Reunindo três célebres séries fotográficas produzidas entre as décadas de 1960 e 1980, esta exposição convida o público do IMS Paulista a travar contato com a obra de Josef Koudelka. Nascido em 1938, na então Tchecoslováquia, começou a fotografar no começo dos anos 60. Ainda trabalhando como engenheiro, pôs-se a trabalhar para teatros de Praga e, sobretudo, a viajar para registrar
a vida das comunidades ciganas em seu país natal, intrigado por um modo de vida na contramão da norma vigente nos Estados nacionais. Esses mesmos temas — nomadismo, liberdade, independência — ganhariam novos sentidos para o fotógrafo após a invasão soviética que, em agosto de 1968, pôs fim à Primavera de Praga e à esperança de um socialismo democrático. Forçado ao exílio
na Europa Ocidental em 1970, Koudelka entregou-se ele mesmo a uma vida sem domicílio fixo, nas pegadas de ciganos, peregrinos, andarilhos — em suma, de formas de vida avessas ao controle social e à modernização vertiginosa. Unindo a precisão e o rigor a uma poesia sem pauta, Josef Koudelka produziu uma obra poderosa, de grande reverberação visual e humana.
ESLOVÁQUIA, 1963
CIGANOS
As fotos que compõem Ciganos são hoje um dos clássicos da fotografia mundial.

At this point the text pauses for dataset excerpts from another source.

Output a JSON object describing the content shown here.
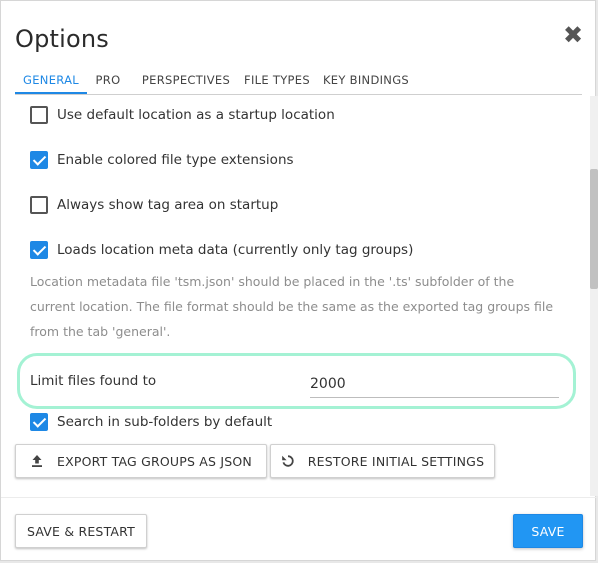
{
  "dialog": {
    "title": "Options",
    "close_glyph": "✖"
  },
  "tabs": [
    {
      "label": "GENERAL",
      "active": true
    },
    {
      "label": "PRO",
      "active": false
    },
    {
      "label": "PERSPECTIVES",
      "active": false
    },
    {
      "label": "FILE TYPES",
      "active": false
    },
    {
      "label": "KEY BINDINGS",
      "active": false
    }
  ],
  "settings": {
    "default_location": {
      "label": "Use default location as a startup location",
      "checked": false
    },
    "colored_extensions": {
      "label": "Enable colored file type extensions",
      "checked": true
    },
    "tag_area": {
      "label": "Always show tag area on startup",
      "checked": false
    },
    "location_meta": {
      "label": "Loads location meta data (currently only tag groups)",
      "checked": true
    },
    "location_meta_note_1": "Location metadata file 'tsm.json' should be placed in the '.ts' subfolder of the",
    "location_meta_note_2": "current location. The file format should be the same as the exported tag groups file",
    "location_meta_note_3": "from the tab 'general'.",
    "limit_files": {
      "label": "Limit files found to",
      "value": "2000"
    },
    "subfolders": {
      "label": "Search in sub-folders by default",
      "checked": true
    }
  },
  "actions": {
    "export_label": "EXPORT TAG GROUPS AS JSON",
    "export_icon": "upload-icon",
    "restore_label": "RESTORE INITIAL SETTINGS",
    "restore_icon": "restore-icon"
  },
  "footer": {
    "save_restart_label": "SAVE & RESTART",
    "save_label": "SAVE"
  },
  "colors": {
    "accent": "#1e88e5",
    "highlight": "#a4f2d4"
  }
}
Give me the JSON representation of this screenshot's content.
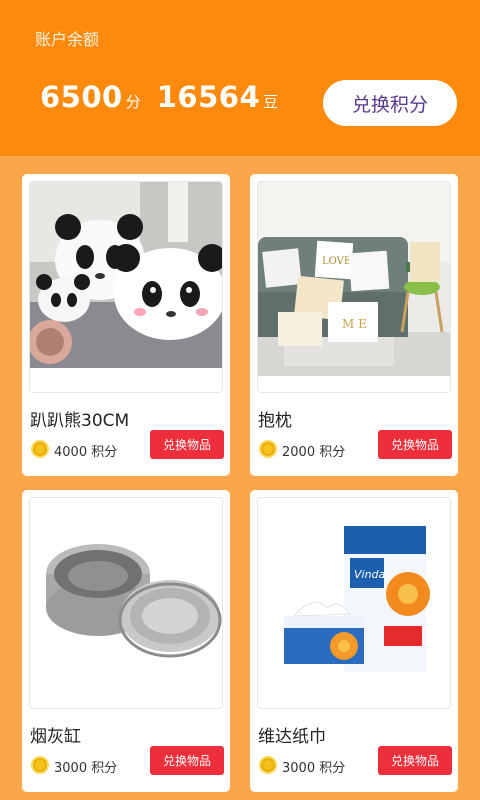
{
  "header": {
    "label": "账户余额",
    "points_value": "6500",
    "points_unit": "分",
    "beans_value": "16564",
    "beans_unit": "豆",
    "exchange_button": "兑换积分"
  },
  "products": [
    {
      "name": "趴趴熊30CM",
      "price": "4000 积分",
      "button": "兑换物品",
      "image": "panda-plush"
    },
    {
      "name": "抱枕",
      "price": "2000 积分",
      "button": "兑换物品",
      "image": "pillows-on-sofa"
    },
    {
      "name": "烟灰缸",
      "price": "3000 积分",
      "button": "兑换物品",
      "image": "steel-ashtray"
    },
    {
      "name": "维达纸巾",
      "price": "3000 积分",
      "button": "兑换物品",
      "image": "vinda-tissue"
    }
  ],
  "colors": {
    "header": "#fd8a0c",
    "background": "#fba64a",
    "buy_button": "#ee2e3a",
    "coin": "#f5c21b"
  }
}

Entre 1962 e 1970, Josef Koudelka percorreu inúmeros acampamentos romani no leste da Eslováquia, mas também na Boêmia, na Morávia e na Romênia. Nem reportagem nem projeto premeditado, a longa série é fruto do fascínio e da identificação do fotógrafo com aspectos da cultura e do modo de vida nômade dos ciganos. A intenção de Koudelka
era sobretudo a de produzir uma visão pessoal daquele universo por meio de histórias puramente visuais. Se, nas fotografias de espetáculos teatrais da mesma época, ele retratava o teatro como vida, aqui ele fotografava a vida cigana como uma espécie de teatro a céu aberto. A série teve sua primeira exibição em 1967, no saguão do teatro Za branou. No ano seguinte, ele e o artista gráfico Milan Kopřiva transformaram-na no livro Cikáni,
que não pôde ser publicado em razão da ocupação soviética da Tchecoslováquia, no fim de agosto de 1968, e da subsequente emigração do fotógrafo. Em 1975, Koudelka e o editor Robert Delpire puderam levar a cabo a primeira edição, publicada em francês e inglês. Em 2011, o livro saiu em seis línguas, na forma como havia sido originalmente concebido quase meio século antes.
ESLOVÁQUIA, 1966
MORÁVIA, 1968
ESLOVÁQUIA, 1966
O centro de gravidade
[das primeiras fotos de Josef Koudelka] era menos o estudo de conteúdos e contextos e mais uma busca palpável por formas insólitas e composições originais, muitas vezes ressaltadas por um ponto de vista peculiar.
ANNA FÁROVÁ
Com os ciganos, tudo era teatro também. A diferença é que ninguém havia escrito a peça, e também não havia diretor — só havia os atores. Era real, era a vida… só me cabia aprender a reagir diante daquilo.
JOSEF KOUDELKA
ESLOVÁQUIA, 1966
Há mais ternura nessa imagem do que em qualquer outra [de Koudelka]. Muito embora não possamos ver os olhos do animal… Se eu tivesse que dizer qual animal Josef seria, se fosse um deles, eu diria que ele seria um cavalo — a estabilidade, a força, o ímpeto… Com essa imagem, estamos diretamente em contato com o mais íntimo de Josef. Para mim, essa imagem tem a ver com a superioridade da natureza e com a humildade intrínseca ao amor. A visão que Josef tem da vida.
DOMINIQUE EDDÉ
ROMÊNIA, 1968
ESLOVÁQUIA, 1963 ROMÊNIA, 1968
Não vou jamais esquecer a primeira vez que visitei um povoado [por volta de 1963]. Estava caminhando sozinho e havia uma vasta campina e ao fundo os montes Tatra cobertos de neve. Vi ao longe as cabanas de madeira e ouvi um grande alarido. Juntei coragem e decidi ir até lá. Ouvi os ciganos antes de vê-los.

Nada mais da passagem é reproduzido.